Lírio também achava que ela não aceitaria o divórcio tão fácil.
Mas para não deixar Lucas irritado, estava prestes a dizer algo para confortá-lo.
Só que, de repente, viu Lucas semicerrar os olhos, e a expressão pareceu até melhorar um pouco.
— Então era isso. — Lucas soltou um riso leve.
A dúvida que o incomodara antes enfim parecia resolvida.
Claro… Estela o amava tanto.
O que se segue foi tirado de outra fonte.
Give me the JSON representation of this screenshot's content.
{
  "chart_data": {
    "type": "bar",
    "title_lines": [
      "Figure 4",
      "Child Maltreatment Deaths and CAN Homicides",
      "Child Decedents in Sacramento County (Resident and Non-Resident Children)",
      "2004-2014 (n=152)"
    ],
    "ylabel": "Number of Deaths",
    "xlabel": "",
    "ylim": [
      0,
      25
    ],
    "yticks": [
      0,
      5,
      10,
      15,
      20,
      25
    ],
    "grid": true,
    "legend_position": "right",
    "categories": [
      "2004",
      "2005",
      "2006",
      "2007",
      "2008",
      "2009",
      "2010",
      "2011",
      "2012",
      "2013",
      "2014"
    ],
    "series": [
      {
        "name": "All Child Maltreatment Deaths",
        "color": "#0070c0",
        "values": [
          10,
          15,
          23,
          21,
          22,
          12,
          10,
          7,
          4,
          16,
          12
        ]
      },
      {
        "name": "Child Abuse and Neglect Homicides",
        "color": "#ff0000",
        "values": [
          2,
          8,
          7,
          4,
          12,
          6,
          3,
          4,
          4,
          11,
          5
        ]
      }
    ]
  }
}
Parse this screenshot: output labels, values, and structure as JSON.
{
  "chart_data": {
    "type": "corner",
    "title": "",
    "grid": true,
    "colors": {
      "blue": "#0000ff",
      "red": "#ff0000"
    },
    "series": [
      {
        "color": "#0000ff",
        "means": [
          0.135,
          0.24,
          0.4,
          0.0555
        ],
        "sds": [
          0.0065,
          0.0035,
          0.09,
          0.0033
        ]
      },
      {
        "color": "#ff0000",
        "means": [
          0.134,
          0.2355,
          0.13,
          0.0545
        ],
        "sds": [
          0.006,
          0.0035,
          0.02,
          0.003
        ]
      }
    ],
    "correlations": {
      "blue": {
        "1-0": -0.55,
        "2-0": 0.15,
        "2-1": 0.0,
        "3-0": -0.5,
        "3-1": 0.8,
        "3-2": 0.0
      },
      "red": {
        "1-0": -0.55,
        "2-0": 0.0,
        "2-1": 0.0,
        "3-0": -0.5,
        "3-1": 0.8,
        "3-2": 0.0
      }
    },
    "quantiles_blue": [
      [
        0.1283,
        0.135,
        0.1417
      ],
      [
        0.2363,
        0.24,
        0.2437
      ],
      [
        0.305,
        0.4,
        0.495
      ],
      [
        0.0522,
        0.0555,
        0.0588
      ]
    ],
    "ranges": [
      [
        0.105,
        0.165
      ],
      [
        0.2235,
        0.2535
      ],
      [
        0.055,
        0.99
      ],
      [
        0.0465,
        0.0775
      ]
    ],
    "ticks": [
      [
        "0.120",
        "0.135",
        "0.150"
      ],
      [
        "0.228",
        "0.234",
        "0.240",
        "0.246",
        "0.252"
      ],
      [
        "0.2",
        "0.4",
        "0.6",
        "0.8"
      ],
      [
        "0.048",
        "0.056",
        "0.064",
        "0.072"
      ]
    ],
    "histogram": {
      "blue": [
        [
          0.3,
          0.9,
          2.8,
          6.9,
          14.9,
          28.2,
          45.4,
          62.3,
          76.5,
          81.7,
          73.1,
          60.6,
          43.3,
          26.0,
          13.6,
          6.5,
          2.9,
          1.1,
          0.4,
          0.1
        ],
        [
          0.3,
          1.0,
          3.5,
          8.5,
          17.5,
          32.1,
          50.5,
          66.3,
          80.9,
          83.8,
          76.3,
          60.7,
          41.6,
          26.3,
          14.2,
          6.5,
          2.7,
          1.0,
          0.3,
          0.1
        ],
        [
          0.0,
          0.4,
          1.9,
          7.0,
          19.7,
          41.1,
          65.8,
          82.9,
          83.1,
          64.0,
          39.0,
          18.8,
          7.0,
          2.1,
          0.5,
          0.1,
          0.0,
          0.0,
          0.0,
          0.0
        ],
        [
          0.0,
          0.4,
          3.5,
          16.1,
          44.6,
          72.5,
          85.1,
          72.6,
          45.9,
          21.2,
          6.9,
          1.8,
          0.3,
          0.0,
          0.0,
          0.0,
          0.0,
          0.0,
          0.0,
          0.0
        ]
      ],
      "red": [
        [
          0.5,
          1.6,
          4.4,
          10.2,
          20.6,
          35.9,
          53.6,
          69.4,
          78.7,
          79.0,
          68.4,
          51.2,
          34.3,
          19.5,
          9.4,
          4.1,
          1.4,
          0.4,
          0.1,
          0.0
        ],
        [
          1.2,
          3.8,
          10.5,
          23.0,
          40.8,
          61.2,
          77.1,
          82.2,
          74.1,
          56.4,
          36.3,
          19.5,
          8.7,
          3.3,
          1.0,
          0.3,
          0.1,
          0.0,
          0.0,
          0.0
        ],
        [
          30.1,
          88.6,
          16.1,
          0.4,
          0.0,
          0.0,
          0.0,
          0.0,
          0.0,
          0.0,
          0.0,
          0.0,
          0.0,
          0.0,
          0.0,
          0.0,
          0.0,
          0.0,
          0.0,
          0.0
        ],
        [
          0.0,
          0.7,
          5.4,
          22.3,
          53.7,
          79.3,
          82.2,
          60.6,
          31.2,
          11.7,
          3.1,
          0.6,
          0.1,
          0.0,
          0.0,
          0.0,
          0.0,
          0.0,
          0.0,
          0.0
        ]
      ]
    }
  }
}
Como poderia querer se divorciar por vontade própria?
Deve ter descoberto que Jéssica voltou e ficou com medo de ser abandonada. Então resolveu fazer charme, fingir que queria se afastar, bancar a difícil para agradá-lo.
Ela achava mesmo que assim ele ficaria tocado e recusaria o divórcio?
Ao ver o sorriso surgir nos olhos de Lucas, Lírio ficou ainda mais confuso.
Como é que, ao ouvir que Estela talvez aceitasse ser a outra, Lucas não ficava perturbado, e ainda ficava de bom humor?
Antes que ele abrisse a boca, uma voz suave soou na porta:
— Lucas, eu sabia que você estaria aqui.
Na entrada da sala, Jéssica estava com um vestido longo floral, alta e delicada.
Recém-recuperada da doença, o rosto ainda tinha um tom pálido, com aquele ar de fragilidade que fazia qualquer um sentir pena ao olhar.
— Jéssica.
Ao vê-la, todos mudaram de atitude e passaram a tratá-la com respeito. Cumprimentaram ela com risadinhas, e até os que estavam fumando apagaram os cigarros às pressas, respirando fundo duas vezes na tentativa de disfarçar o cheiro de fumaça.
Lucas não deu atenção a eles.
Foi até Jéssica, a voz suave como raramente era:
— Por que você veio?
Jéssica não disse que tinha sido Lírio quem enviou a localização, nem que ele comentara sobre o mau humor de Lucas.
Ergueu a chave do carro na mão:
— Ouvi dizer que você não estava muito bem. Que tal dar uma volta, como antes?